Anyone who’s looked at the earth from an airplane or seen a picture from such a view has no doubt observed the so-called patchwork of the land. It makes no difference whether you view the earth from the cockpit of a crop duster, or the window seat of a 747, or from the International Space Station. Our planet’s topography looks like someone tried to use up every scrap piece of fabric left over from other projects and ended up making an extremely eclectic but homey quilt that has a loose sense of order, yet defies repetition. Waves of green ebb and flow. Trees adorn the land like stippling while fields plowed with GPS assistance attempt to impose a rigid structure on what is, in context, a landscape filled with irregular patches—some lush and dense, others barren and sparse. Now zoom out a bit. See the rivers, the seams of the states and countries that preceded our imposed boundaries. And again, zoom out until you see the oceans to which those rivers run. King Solomon pointed out long ago “All streams run to the sea, but the sea is not full; to the place where the streams flow, there they flow again.” It’s all movement, tireless and strong. And it is upon this movement that our globalized economy has grown.

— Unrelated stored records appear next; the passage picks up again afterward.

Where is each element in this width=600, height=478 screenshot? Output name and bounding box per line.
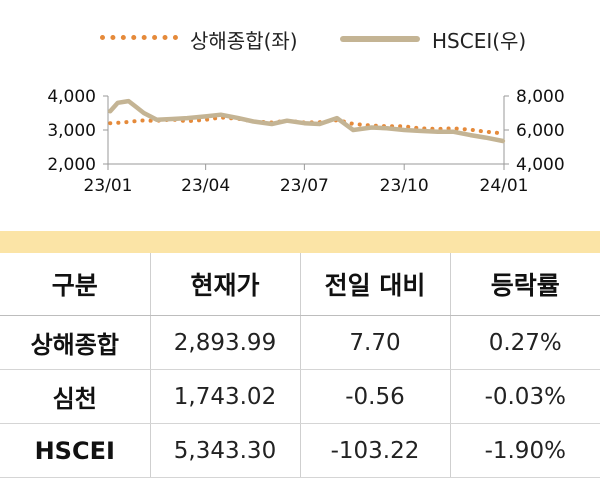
index-name: 상해종합 [0,315,150,370]
column-header: 전일 대비 [299,253,450,316]
header-band [0,231,600,253]
legend-swatch-dotted [100,34,178,44]
table-row: 심천 1,743.02 -0.56 -0.03% [0,369,600,424]
index-name: HSCEI [0,423,150,478]
y-left-tick-label: 4,000 [47,87,96,107]
index-table: 구분 현재가 전일 대비 등락률 상해종합 2,893.99 7.70 0.27… [0,253,600,478]
y-right-tick-label: 8,000 [516,87,565,107]
legend-item-shanghai: 상해종합(좌) [100,24,298,54]
legend-label-shanghai: 상해종합(좌) [190,28,298,53]
y-left-tick-label: 3,000 [47,121,96,141]
line-chart: 2,000 3,000 4,000 4,000 6,000 8,000 23/01 23/04… [47,87,564,196]
table-cell-price: 5,343.30 [149,423,300,478]
table-cell-price: 1,743.02 [149,369,300,424]
column-header: 등락률 [449,253,600,316]
y-right-tick-label: 6,000 [516,121,565,141]
table-cell-change: -103.22 [299,423,450,478]
table-row: 상해종합 2,893.99 7.70 0.27% [0,315,600,370]
table-cell-rate: -0.03% [449,369,600,424]
x-tick-label: 23/07 [280,176,329,196]
x-tick-label: 23/04 [181,176,230,196]
axes: 2,000 3,000 4,000 4,000 6,000 8,000 23/01 23/04… [47,87,564,196]
table-cell-rate: -1.90% [449,423,600,478]
legend-label-hscei: HSCEI(우) [432,28,527,53]
legend-item-hscei: HSCEI(우) [340,24,526,54]
table-cell-change: 7.70 [299,315,450,370]
x-tick-label: 23/01 [84,176,133,196]
legend-swatch-solid [340,36,420,42]
table-row: HSCEI 5,343.30 -103.22 -1.90% [0,423,600,478]
y-left-tick-label: 2,000 [47,155,96,175]
plot-area [107,98,506,144]
chart-legend: 상해종합(좌) HSCEI(우) [0,0,600,80]
table-cell-rate: 0.27% [449,315,600,370]
x-tick-label: 23/10 [380,176,429,196]
table-header-row: 구분 현재가 전일 대비 등락률 [0,253,600,316]
series-line-hscei [107,98,506,144]
x-tick-label: 24/01 [480,176,529,196]
table-cell-price: 2,893.99 [149,315,300,370]
index-name: 심천 [0,369,150,424]
y-right-tick-label: 4,000 [516,155,565,175]
table-cell-change: -0.56 [299,369,450,424]
column-header: 구분 [0,253,150,316]
column-header: 현재가 [149,253,300,316]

Ships are like needles laden with the thread of imported goods that traverse the aqueous woof and warp of our world. Like the needle of a tailor, which guides the thread that binds up disparate pieces of fabric, these vessels bring something new to a preexisting social fabric. The thread that a needle pulls—mending, binding, decorating—is a foreign substance, an addition that becomes part of the fabric itself. So it is with the goods that these container ships carry across the ocean, up a river delta, and finally to a port, where they are unloaded and disseminated throughout the fabric of the city. Medical supplies, food, raw materials, oil, and finished goods, among other things, arrive in Lego-like containers. These containers hide their contents from the passerby, but their effects are readily perceived. Like the slow and silent flow of the river that deposits sediments from unknown places, creating a palimpsest of diverse soils that enrich its shores, these goods transform the city’s very essence. The ships that sew the world’s nations into an ever more interdependent economy reveal that our common currency is not coin or check but need—the need for survival and restoration.
Today, I spy these ships slinking up and down the Savannah River like lazy juggernauts. They move in and out like the waves, with only bullhorn blast and diesel rumble to announce their going and coming. They pass under the Talmadge Bridge, growing by turns exponentially larger and smaller in my field of view as they head out toward the Atlantic Ocean. I sometimes watch them slip past Fort Pulaski and the oyster shell muck surrounding Cockspur Island until they fade into the hazy horizon of competing blues between the sky and sea. I know not where they are going, or from where they came, or when they will ever return, and I realize that I know little more of my place in the world than I did when I could wrap my arms around the globe as a child many years ago.